Flamecrest

The flamecrest (Regulus goodfellowi), also known as Taiwan firecrest, is a species of bird in the kinglet family, Regulidae.

They have a high-pitched see-see-see call and the song consists of a series of high notes.

[11] It usually inhabits evergreen trees in coniferous forests over 2,000 m above sea level, though it is commonest above 2,500 m and ranges upward to 3,700 m. Mountains it inhabits include Alishan, Da Yu Ling, Hehuanshan, Yu Shan, and the higher areas of Anmashan.

They prefer conifers in which to forage, and are usually found in the forest canopy, but will sometimes venture into lower vegetation.

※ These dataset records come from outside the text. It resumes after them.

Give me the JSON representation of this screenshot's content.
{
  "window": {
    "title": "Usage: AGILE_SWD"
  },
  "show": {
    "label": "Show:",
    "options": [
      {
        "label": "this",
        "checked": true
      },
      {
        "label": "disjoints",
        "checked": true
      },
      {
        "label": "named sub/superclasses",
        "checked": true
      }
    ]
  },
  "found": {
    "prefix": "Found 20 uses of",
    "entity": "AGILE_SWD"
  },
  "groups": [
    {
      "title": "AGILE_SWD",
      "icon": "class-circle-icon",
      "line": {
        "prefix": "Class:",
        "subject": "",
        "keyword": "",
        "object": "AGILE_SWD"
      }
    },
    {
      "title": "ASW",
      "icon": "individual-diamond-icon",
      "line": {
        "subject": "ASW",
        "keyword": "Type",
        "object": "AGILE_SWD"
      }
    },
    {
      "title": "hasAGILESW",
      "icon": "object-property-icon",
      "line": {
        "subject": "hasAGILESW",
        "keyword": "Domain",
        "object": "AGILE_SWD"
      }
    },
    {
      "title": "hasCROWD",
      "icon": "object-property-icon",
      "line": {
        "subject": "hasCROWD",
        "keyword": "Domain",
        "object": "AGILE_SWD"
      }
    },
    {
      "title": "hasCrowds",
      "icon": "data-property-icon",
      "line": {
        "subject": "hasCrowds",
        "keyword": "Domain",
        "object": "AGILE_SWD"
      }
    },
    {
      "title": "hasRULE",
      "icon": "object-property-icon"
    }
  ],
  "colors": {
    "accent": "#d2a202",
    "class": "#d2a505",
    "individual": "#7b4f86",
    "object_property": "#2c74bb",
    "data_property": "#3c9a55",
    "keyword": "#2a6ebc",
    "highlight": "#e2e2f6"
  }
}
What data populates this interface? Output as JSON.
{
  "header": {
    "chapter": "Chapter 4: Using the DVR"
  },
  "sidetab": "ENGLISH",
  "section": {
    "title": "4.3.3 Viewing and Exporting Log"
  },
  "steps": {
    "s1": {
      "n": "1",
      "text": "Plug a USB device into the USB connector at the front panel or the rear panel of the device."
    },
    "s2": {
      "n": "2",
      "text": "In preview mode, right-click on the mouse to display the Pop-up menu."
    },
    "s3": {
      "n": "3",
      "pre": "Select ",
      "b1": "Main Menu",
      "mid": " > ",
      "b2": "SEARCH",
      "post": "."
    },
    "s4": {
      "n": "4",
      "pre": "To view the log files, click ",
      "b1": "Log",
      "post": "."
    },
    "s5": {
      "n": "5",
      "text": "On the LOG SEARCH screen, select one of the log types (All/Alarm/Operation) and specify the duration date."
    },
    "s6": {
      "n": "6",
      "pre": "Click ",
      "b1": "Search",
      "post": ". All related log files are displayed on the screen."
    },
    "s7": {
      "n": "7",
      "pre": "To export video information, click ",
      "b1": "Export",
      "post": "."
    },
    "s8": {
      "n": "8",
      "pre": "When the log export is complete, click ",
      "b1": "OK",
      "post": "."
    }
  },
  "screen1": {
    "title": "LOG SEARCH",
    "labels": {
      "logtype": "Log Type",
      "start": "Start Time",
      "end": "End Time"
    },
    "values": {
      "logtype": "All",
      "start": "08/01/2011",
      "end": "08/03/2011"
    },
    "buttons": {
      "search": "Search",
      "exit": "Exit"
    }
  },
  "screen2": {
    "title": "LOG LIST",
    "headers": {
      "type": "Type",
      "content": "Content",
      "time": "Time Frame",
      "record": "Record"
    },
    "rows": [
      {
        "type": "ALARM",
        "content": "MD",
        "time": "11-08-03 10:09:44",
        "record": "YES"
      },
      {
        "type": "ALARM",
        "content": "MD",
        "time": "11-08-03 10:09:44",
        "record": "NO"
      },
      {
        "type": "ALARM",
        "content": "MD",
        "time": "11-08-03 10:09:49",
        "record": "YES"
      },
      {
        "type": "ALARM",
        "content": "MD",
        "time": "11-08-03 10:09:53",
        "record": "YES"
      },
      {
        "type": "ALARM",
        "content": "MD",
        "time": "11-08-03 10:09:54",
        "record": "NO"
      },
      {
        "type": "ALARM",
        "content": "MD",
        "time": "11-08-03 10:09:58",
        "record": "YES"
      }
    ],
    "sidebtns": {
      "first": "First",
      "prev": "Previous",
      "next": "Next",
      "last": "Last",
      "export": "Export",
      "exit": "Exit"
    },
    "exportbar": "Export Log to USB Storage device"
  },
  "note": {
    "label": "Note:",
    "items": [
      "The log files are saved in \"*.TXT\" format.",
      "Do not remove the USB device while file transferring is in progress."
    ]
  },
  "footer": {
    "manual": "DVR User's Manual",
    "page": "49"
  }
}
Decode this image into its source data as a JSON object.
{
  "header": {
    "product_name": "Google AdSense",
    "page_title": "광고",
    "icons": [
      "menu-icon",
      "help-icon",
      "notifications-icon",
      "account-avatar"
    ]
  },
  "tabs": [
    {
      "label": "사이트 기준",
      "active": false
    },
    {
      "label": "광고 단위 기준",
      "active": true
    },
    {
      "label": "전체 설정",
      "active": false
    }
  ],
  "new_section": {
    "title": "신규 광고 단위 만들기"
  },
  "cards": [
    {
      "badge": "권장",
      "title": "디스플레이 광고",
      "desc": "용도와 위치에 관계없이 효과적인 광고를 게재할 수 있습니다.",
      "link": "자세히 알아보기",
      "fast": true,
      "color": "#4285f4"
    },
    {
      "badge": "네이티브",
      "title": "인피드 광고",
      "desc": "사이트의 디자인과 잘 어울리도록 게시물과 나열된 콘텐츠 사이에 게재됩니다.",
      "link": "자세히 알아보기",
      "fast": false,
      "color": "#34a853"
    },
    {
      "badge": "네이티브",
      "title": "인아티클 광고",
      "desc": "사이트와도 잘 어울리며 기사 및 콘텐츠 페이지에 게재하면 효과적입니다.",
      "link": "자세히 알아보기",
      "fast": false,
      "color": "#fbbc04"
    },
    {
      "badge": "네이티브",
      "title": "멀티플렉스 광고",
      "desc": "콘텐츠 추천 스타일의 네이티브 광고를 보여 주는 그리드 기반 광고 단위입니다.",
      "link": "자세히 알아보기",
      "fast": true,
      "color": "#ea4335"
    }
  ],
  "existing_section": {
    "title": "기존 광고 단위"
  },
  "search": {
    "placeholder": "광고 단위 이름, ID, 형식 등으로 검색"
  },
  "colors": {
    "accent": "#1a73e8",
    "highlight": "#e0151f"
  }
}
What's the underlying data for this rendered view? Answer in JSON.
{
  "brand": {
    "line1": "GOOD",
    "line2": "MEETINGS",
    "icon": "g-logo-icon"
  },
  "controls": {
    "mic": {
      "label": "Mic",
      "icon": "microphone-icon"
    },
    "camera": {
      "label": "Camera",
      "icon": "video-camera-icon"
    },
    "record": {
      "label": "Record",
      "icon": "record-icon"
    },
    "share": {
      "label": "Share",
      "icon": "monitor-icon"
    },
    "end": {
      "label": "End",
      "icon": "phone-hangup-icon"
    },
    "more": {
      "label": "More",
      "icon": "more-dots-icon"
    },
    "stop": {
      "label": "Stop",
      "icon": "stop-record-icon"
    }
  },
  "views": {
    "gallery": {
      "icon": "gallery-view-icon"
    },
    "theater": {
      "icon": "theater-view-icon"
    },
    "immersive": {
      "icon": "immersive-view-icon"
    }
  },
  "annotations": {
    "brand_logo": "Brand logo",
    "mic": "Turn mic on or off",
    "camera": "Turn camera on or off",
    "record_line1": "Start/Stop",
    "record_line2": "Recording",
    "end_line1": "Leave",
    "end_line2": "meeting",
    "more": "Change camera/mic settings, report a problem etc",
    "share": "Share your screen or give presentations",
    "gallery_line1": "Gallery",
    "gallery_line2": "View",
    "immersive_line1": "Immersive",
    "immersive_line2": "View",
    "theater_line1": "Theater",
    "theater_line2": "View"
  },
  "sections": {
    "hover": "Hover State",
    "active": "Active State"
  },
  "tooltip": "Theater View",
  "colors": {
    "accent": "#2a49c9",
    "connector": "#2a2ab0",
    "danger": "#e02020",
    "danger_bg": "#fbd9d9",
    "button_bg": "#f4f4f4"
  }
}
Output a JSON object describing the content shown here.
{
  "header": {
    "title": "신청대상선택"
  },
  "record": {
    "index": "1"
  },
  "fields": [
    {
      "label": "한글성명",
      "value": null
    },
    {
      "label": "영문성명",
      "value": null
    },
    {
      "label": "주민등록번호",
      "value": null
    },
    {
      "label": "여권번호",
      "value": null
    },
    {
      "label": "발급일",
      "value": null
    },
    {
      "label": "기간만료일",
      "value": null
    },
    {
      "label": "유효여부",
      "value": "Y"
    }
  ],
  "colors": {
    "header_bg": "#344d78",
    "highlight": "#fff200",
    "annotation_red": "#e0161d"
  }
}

Its habitats had the coldest mean temperature and lowest warmth index of all 17 endemics, as well as the highest annual rainfall for the five uncommon species, though its distribution regarding vegetation and human disturbance was similar to those of the others.

These lively songbirds are mainly solitary but will move around actively in small, loose flocks of their own species as well as with coal tits and Eurasian nuthatches.

A study of the foraging ecology of alpine forest birds on conifers in the Taroko National Park found that, when compared with Eurasian nuthatches, coal tits, green-backed tits and black-throated tits, flamecrests were the most generalised foragers, utilising almost all of the crown of a tree, rather than specialising in parts of it as with the other species, with which it associates in mixed-species foraging flocks during the non-breeding season.